Sheriff Eric Higgins’ office is the first agency in Arkansas to use the technology for training, but Higgins said police in 44 other states use the simulated scenarios in training.
The high-tech training system cost $150,000 for enough equipment to set up training areas in two places at once and enough equipment to accommodate up to four students at a time.
The setup consists of scanners on tall poles that frame the roughly rectangular training area, capturing the trainee’s movements and feeding that information back to the simulation system. These are portable and allow the agency to be installed in almost any room.
Students don a backpack with a box the size of a wireless router and a headset that allows them to see and hear the simulated area around them. They may be in a room at the sheriff’s office, but in the simulation they may be in a school, a grocery store, or an apartment complex.
“We don’t have to go to specific buildings. We can set the stage here at the facility,” Higgins said.
This saves money, time and planning, although Higgins emphasized that this would complement, not replace, regular on-site training to respond to crime within the community.
A trainer can control all the “characters” in the simulation, whether criminal or civilian, and can speak into the learner’s headset from the perspective of a police dispatch officer or a “character” in the room with the learner, he said. Lt. Chris Ameling, who demonstrated the system for members of the media on Tuesday.
How compelling the system is to the trainee depends on the performance skill and level of technical control the instructor can wield, Ameling said, but it provides opportunities for unique interactions that scripted training programs can’t match.
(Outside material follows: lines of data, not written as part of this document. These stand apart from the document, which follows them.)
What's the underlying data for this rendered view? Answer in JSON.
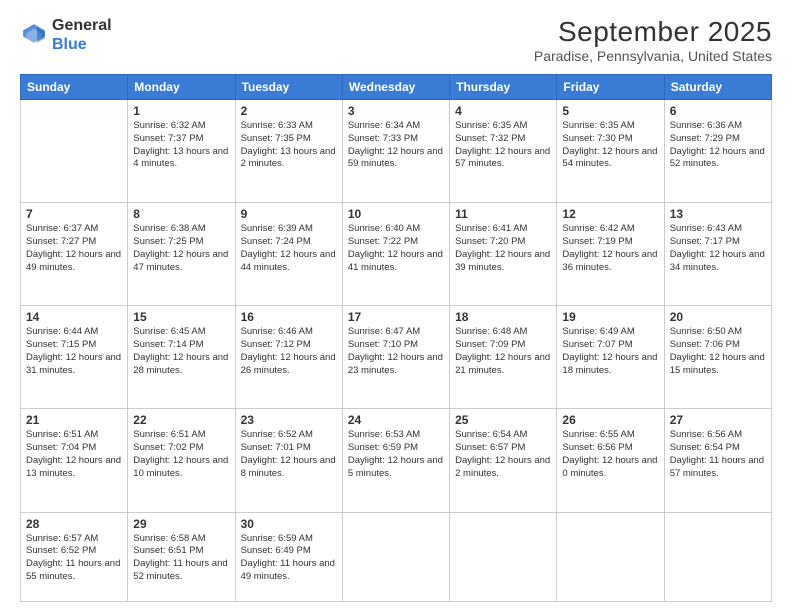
{
  "header": {
    "logo": {
      "line1": "General",
      "line2": "Blue"
    },
    "title": "September 2025",
    "subtitle": "Paradise, Pennsylvania, United States"
  },
  "weekdays": [
    "Sunday",
    "Monday",
    "Tuesday",
    "Wednesday",
    "Thursday",
    "Friday",
    "Saturday"
  ],
  "weeks": [
    [
      {
        "day": "",
        "sunrise": "",
        "sunset": "",
        "daylight": ""
      },
      {
        "day": "1",
        "sunrise": "Sunrise: 6:32 AM",
        "sunset": "Sunset: 7:37 PM",
        "daylight": "Daylight: 13 hours and 4 minutes."
      },
      {
        "day": "2",
        "sunrise": "Sunrise: 6:33 AM",
        "sunset": "Sunset: 7:35 PM",
        "daylight": "Daylight: 13 hours and 2 minutes."
      },
      {
        "day": "3",
        "sunrise": "Sunrise: 6:34 AM",
        "sunset": "Sunset: 7:33 PM",
        "daylight": "Daylight: 12 hours and 59 minutes."
      },
      {
        "day": "4",
        "sunrise": "Sunrise: 6:35 AM",
        "sunset": "Sunset: 7:32 PM",
        "daylight": "Daylight: 12 hours and 57 minutes."
      },
      {
        "day": "5",
        "sunrise": "Sunrise: 6:35 AM",
        "sunset": "Sunset: 7:30 PM",
        "daylight": "Daylight: 12 hours and 54 minutes."
      },
      {
        "day": "6",
        "sunrise": "Sunrise: 6:36 AM",
        "sunset": "Sunset: 7:29 PM",
        "daylight": "Daylight: 12 hours and 52 minutes."
      }
    ],
    [
      {
        "day": "7",
        "sunrise": "Sunrise: 6:37 AM",
        "sunset": "Sunset: 7:27 PM",
        "daylight": "Daylight: 12 hours and 49 minutes."
      },
      {
        "day": "8",
        "sunrise": "Sunrise: 6:38 AM",
        "sunset": "Sunset: 7:25 PM",
        "daylight": "Daylight: 12 hours and 47 minutes."
      },
      {
        "day": "9",
        "sunrise": "Sunrise: 6:39 AM",
        "sunset": "Sunset: 7:24 PM",
        "daylight": "Daylight: 12 hours and 44 minutes."
      },
      {
        "day": "10",
        "sunrise": "Sunrise: 6:40 AM",
        "sunset": "Sunset: 7:22 PM",
        "daylight": "Daylight: 12 hours and 41 minutes."
      },
      {
        "day": "11",
        "sunrise": "Sunrise: 6:41 AM",
        "sunset": "Sunset: 7:20 PM",
        "daylight": "Daylight: 12 hours and 39 minutes."
      },
      {
        "day": "12",
        "sunrise": "Sunrise: 6:42 AM",
        "sunset": "Sunset: 7:19 PM",
        "daylight": "Daylight: 12 hours and 36 minutes."
      },
      {
        "day": "13",
        "sunrise": "Sunrise: 6:43 AM",
        "sunset": "Sunset: 7:17 PM",
        "daylight": "Daylight: 12 hours and 34 minutes."
      }
    ],
    [
      {
        "day": "14",
        "sunrise": "Sunrise: 6:44 AM",
        "sunset": "Sunset: 7:15 PM",
        "daylight": "Daylight: 12 hours and 31 minutes."
      },
      {
        "day": "15",
        "sunrise": "Sunrise: 6:45 AM",
        "sunset": "Sunset: 7:14 PM",
        "daylight": "Daylight: 12 hours and 28 minutes."
      },
      {
        "day": "16",
        "sunrise": "Sunrise: 6:46 AM",
        "sunset": "Sunset: 7:12 PM",
        "daylight": "Daylight: 12 hours and 26 minutes."
      },
      {
        "day": "17",
        "sunrise": "Sunrise: 6:47 AM",
        "sunset": "Sunset: 7:10 PM",
        "daylight": "Daylight: 12 hours and 23 minutes."
      },
      {
        "day": "18",
        "sunrise": "Sunrise: 6:48 AM",
        "sunset": "Sunset: 7:09 PM",
        "daylight": "Daylight: 12 hours and 21 minutes."
      },
      {
        "day": "19",
        "sunrise": "Sunrise: 6:49 AM",
        "sunset": "Sunset: 7:07 PM",
        "daylight": "Daylight: 12 hours and 18 minutes."
      },
      {
        "day": "20",
        "sunrise": "Sunrise: 6:50 AM",
        "sunset": "Sunset: 7:06 PM",
        "daylight": "Daylight: 12 hours and 15 minutes."
      }
    ],
    [
      {
        "day": "21",
        "sunrise": "Sunrise: 6:51 AM",
        "sunset": "Sunset: 7:04 PM",
        "daylight": "Daylight: 12 hours and 13 minutes."
      },
      {
        "day": "22",
        "sunrise": "Sunrise: 6:51 AM",
        "sunset": "Sunset: 7:02 PM",
        "daylight": "Daylight: 12 hours and 10 minutes."
      },
      {
        "day": "23",
        "sunrise": "Sunrise: 6:52 AM",
        "sunset": "Sunset: 7:01 PM",
        "daylight": "Daylight: 12 hours and 8 minutes."
      },
      {
        "day": "24",
        "sunrise": "Sunrise: 6:53 AM",
        "sunset": "Sunset: 6:59 PM",
        "daylight": "Daylight: 12 hours and 5 minutes."
      },
      {
        "day": "25",
        "sunrise": "Sunrise: 6:54 AM",
        "sunset": "Sunset: 6:57 PM",
        "daylight": "Daylight: 12 hours and 2 minutes."
      },
      {
        "day": "26",
        "sunrise": "Sunrise: 6:55 AM",
        "sunset": "Sunset: 6:56 PM",
        "daylight": "Daylight: 12 hours and 0 minutes."
      },
      {
        "day": "27",
        "sunrise": "Sunrise: 6:56 AM",
        "sunset": "Sunset: 6:54 PM",
        "daylight": "Daylight: 11 hours and 57 minutes."
      }
    ],
    [
      {
        "day": "28",
        "sunrise": "Sunrise: 6:57 AM",
        "sunset": "Sunset: 6:52 PM",
        "daylight": "Daylight: 11 hours and 55 minutes."
      },
      {
        "day": "29",
        "sunrise": "Sunrise: 6:58 AM",
        "sunset": "Sunset: 6:51 PM",
        "daylight": "Daylight: 11 hours and 52 minutes."
      },
      {
        "day": "30",
        "sunrise": "Sunrise: 6:59 AM",
        "sunset": "Sunset: 6:49 PM",
        "daylight": "Daylight: 11 hours and 49 minutes."
      },
      {
        "day": "",
        "sunrise": "",
        "sunset": "",
        "daylight": ""
      },
      {
        "day": "",
        "sunrise": "",
        "sunset": "",
        "daylight": ""
      },
      {
        "day": "",
        "sunrise": "",
        "sunset": "",
        "daylight": ""
      },
      {
        "day": "",
        "sunrise": "",
        "sunset": "",
        "daylight": ""
      }
    ]
  ]
}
“It’s hard to find people who can do that,” Ameling acknowledged.
The experience the trainers have working on police calls over the years helps them create compelling scenarios for the new recruits and other officers in the simulation, Higgins said.
Although trainee setups include dummy pistols, tasers and compatible rifles, the training never has to turn violent, Higgins said. The trainee’s ability to talk to the instructor as if he were on a call for service in the community helps him train people skills and relaxation, she said.
“This allows us to go beyond a shoot, don’t shoot scenario,” Higgins said.
At a rally led by Ameling, Deputy Josh Dunn convinced a riot “suspect” to drop his knife and go to a local shelter with him for help, all without pulling out a gun.
The system can generate scenarios with armed gunmen and hostage scenarios, Ameling said, but that’s far from the most common scenario officers face, so the ability to reproduce day-to-day police interactions is valuable.
Agency chaplains even asked the sheriff if they could use the system to help train officers on how to respectfully deliver death notices to family members, Higgins said.
Higgins said he “absolutely” can see his deputies drawing inspiration from real-world police action to recreate in the training simulators.
None of the police officers named a specific incident, but the ability to use the system to train for school shooter scenarios was touted, with Ameling showing off a large virtual map of the school that could be filled with civilians and a shooter.
When it comes to improvements, Higgins said that they would always look for more realistic models and even more varied scenarios to put their officers in, but that he is satisfied with the software as it is.
“I think it’s a great tool to help us improve our training,” Higgins said.